Rationale: Airway nitric oxide concentrations are reduced in cystic fibrosis (CF). Arginases compete for L-arginine, the substrate of nitric oxide synthesis.
Objectives: We hypothesized that increased arginase activity may be one factor contributing to nitric oxide deficiency in CF.
Measurements: We therefore studied sputum arginase activity, exhaled nitric oxide, and pulmonary function in patients with cystic fibrosis.

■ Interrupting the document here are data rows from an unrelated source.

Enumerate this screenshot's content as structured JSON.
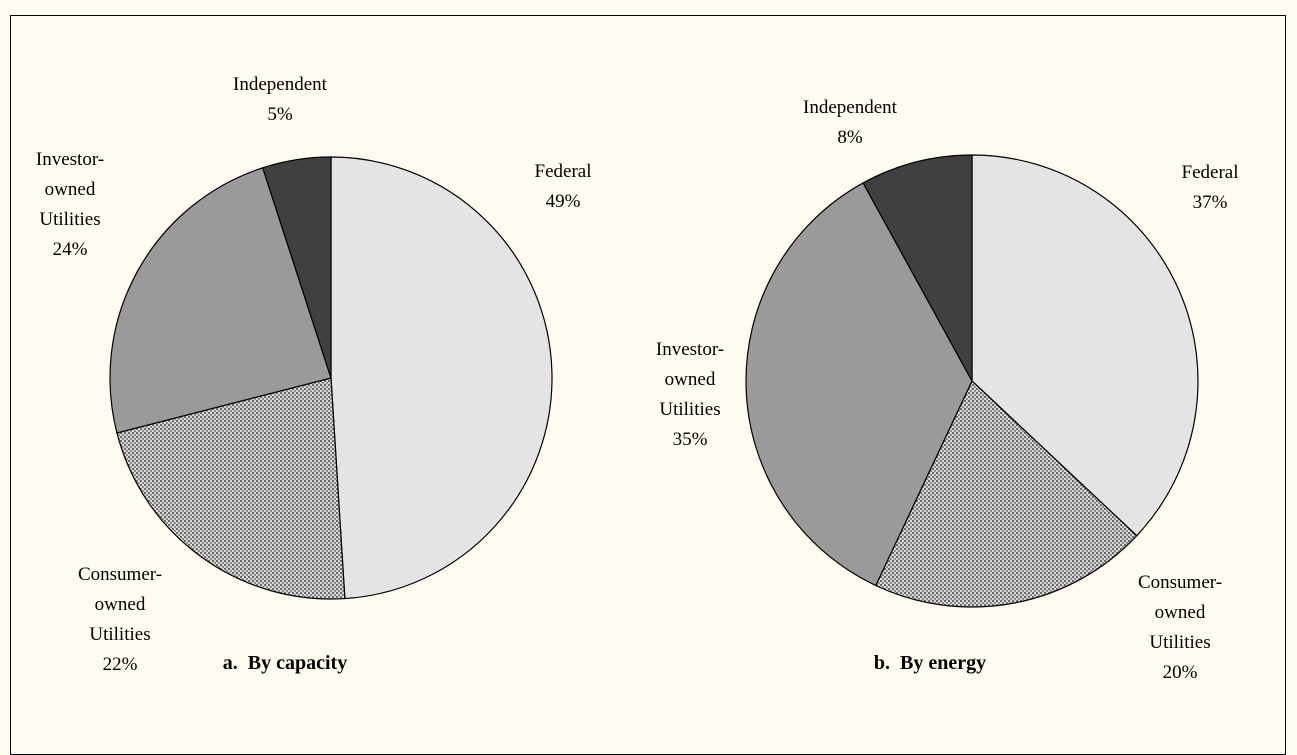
{
  "chart_data": [
    {
      "type": "pie",
      "title": "a.  By capacity",
      "categories": [
        "Federal",
        "Consumer-\nowned\nUtilities",
        "Investor-\nowned\nUtilities",
        "Independent"
      ],
      "values": [
        49,
        22,
        24,
        5
      ],
      "value_labels": [
        "49%",
        "22%",
        "24%",
        "5%"
      ],
      "colors": [
        "#e4e4e4",
        "#b4b4b4",
        "#9a9a9a",
        "#404040"
      ],
      "hatched": [
        false,
        true,
        false,
        false
      ]
    },
    {
      "type": "pie",
      "title": "b.  By energy",
      "categories": [
        "Federal",
        "Consumer-\nowned\nUtilities",
        "Investor-\nowned\nUtilities",
        "Independent"
      ],
      "values": [
        37,
        20,
        35,
        8
      ],
      "value_labels": [
        "37%",
        "20%",
        "35%",
        "8%"
      ],
      "colors": [
        "#e4e4e4",
        "#b4b4b4",
        "#9a9a9a",
        "#404040"
      ],
      "hatched": [
        false,
        true,
        false,
        false
      ]
    }
  ]
}
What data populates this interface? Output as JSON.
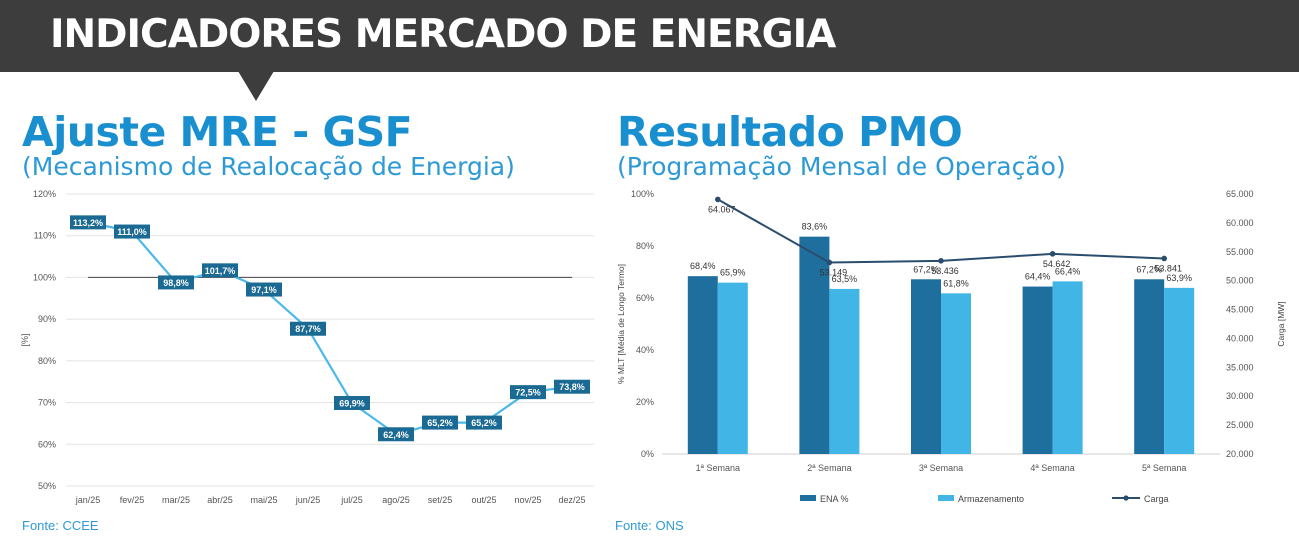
{
  "header": {
    "title": "INDICADORES MERCADO DE ENERGIA"
  },
  "colors": {
    "header_bg": "#3d3d3d",
    "title_blue": "#1a8fd0",
    "line_light": "#4ab8e8",
    "label_dark": "#1b6a94",
    "bar_dark": "#1f6f9e",
    "bar_light": "#41b6e6",
    "carga_line": "#2a4d6e"
  },
  "left_panel": {
    "title": "Ajuste MRE - GSF",
    "subtitle": "(Mecanismo de Realocação de Energia)",
    "source": "Fonte: CCEE"
  },
  "right_panel": {
    "title": "Resultado PMO",
    "subtitle": "(Programação Mensal de Operação)",
    "source": "Fonte: ONS"
  },
  "chart_data": [
    {
      "type": "line",
      "title": "",
      "xlabel": "",
      "ylabel": "[%]",
      "categories": [
        "jan/25",
        "fev/25",
        "mar/25",
        "abr/25",
        "mai/25",
        "jun/25",
        "jul/25",
        "ago/25",
        "set/25",
        "out/25",
        "nov/25",
        "dez/25"
      ],
      "series": [
        {
          "values": [
            113.2,
            111.0,
            98.8,
            101.7,
            97.1,
            87.7,
            69.9,
            62.4,
            65.2,
            65.2,
            72.5,
            73.8
          ],
          "labels": [
            "113,2%",
            "111,0%",
            "98,8%",
            "101,7%",
            "97,1%",
            "87,7%",
            "69,9%",
            "62,4%",
            "65,2%",
            "65,2%",
            "72,5%",
            "73,8%"
          ]
        }
      ],
      "reference_line": 100,
      "ylim": [
        50,
        120
      ],
      "yticks": [
        "50%",
        "60%",
        "70%",
        "80%",
        "90%",
        "100%",
        "110%",
        "120%"
      ],
      "grid": "horizontal"
    },
    {
      "type": "bar",
      "title": "",
      "xlabel": "",
      "ylabel": "% MLT [Média de Longo Termo]",
      "y2label": "Carga [MW]",
      "categories": [
        "1ª Semana",
        "2ª Semana",
        "3ª Semana",
        "4ª Semana",
        "5ª Semana"
      ],
      "series": [
        {
          "name": "ENA %",
          "values": [
            68.4,
            83.6,
            67.2,
            64.4,
            67.2
          ],
          "labels": [
            "68,4%",
            "83,6%",
            "67,2%",
            "64,4%",
            "67,2%"
          ]
        },
        {
          "name": "Armazenamento",
          "values": [
            65.9,
            63.5,
            61.8,
            66.4,
            63.9
          ],
          "labels": [
            "65,9%",
            "63,5%",
            "61,8%",
            "66,4%",
            "63,9%"
          ]
        },
        {
          "name": "Carga",
          "type": "line",
          "axis": "right",
          "values": [
            64067,
            53149,
            53436,
            54642,
            53841
          ],
          "labels": [
            "64.067",
            "53.149",
            "53.436",
            "54.642",
            "53.841"
          ]
        }
      ],
      "ylim": [
        0,
        100
      ],
      "yticks": [
        "0%",
        "20%",
        "40%",
        "60%",
        "80%",
        "100%"
      ],
      "y2lim": [
        20000,
        65000
      ],
      "y2ticks": [
        "20.000",
        "25.000",
        "30.000",
        "35.000",
        "40.000",
        "45.000",
        "50.000",
        "55.000",
        "60.000",
        "65.000"
      ],
      "legend": "bottom"
    }
  ]
}
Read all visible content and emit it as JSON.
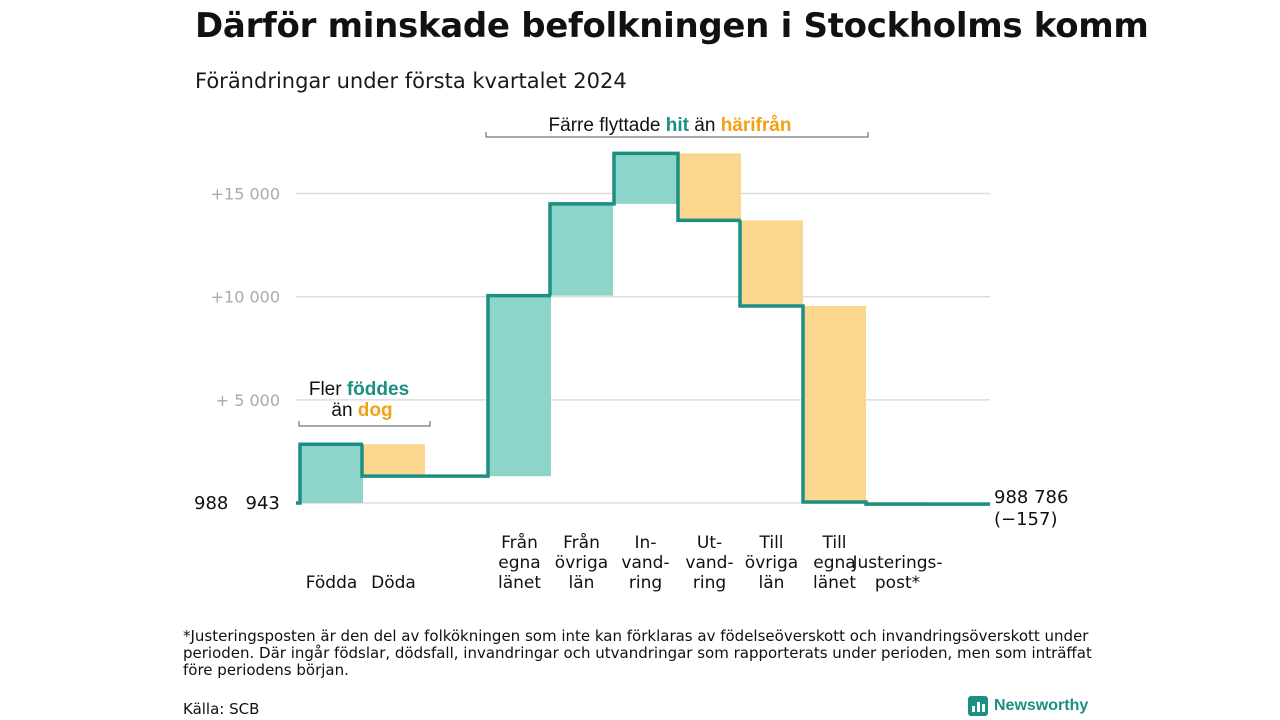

Results: Mean (+/- SEM) sputum arginase activity was significantly higher in patients admitted for pulmonary exacerbation compared with patients with stable disease (1.032 +/- 0.148 vs. 0.370 +/- 0.091 U/mg protein, p = 0.004). Fourteen days of intravenous antibiotic treatment resulted in significantly decreased sputum arginase activity in all patients (p = 0.0002). However, arginase activity was still significantly (p = 0.0001) higher in CF sputum after treatment for exacerbation compared with induced sputum from healthy control subjects (0.026 +/- 0.006 U/mg protein). Negative correlations were found for sputum arginase activity at admission with FEV1 (r = -0.41, p = 0.01), as well as changes in arginase activity with percent change in FEV1 during antibiotic therapy (r = -0.4, p < 0.01) in CF. Exhaled nitric oxide in CF was positively correlated to FEV1 (r = 0.34, p = 0.007), and in patients admitted for pulmonary exacerbation negatively correlated to sputum arginase activity (r = -0.45, p = 0.03).
Conclusions: These data suggest that increased sputum arginase activity contributes to nitric oxide deficiency in CF lung disease and may be relevant in the pathogenesis of CF airway disease.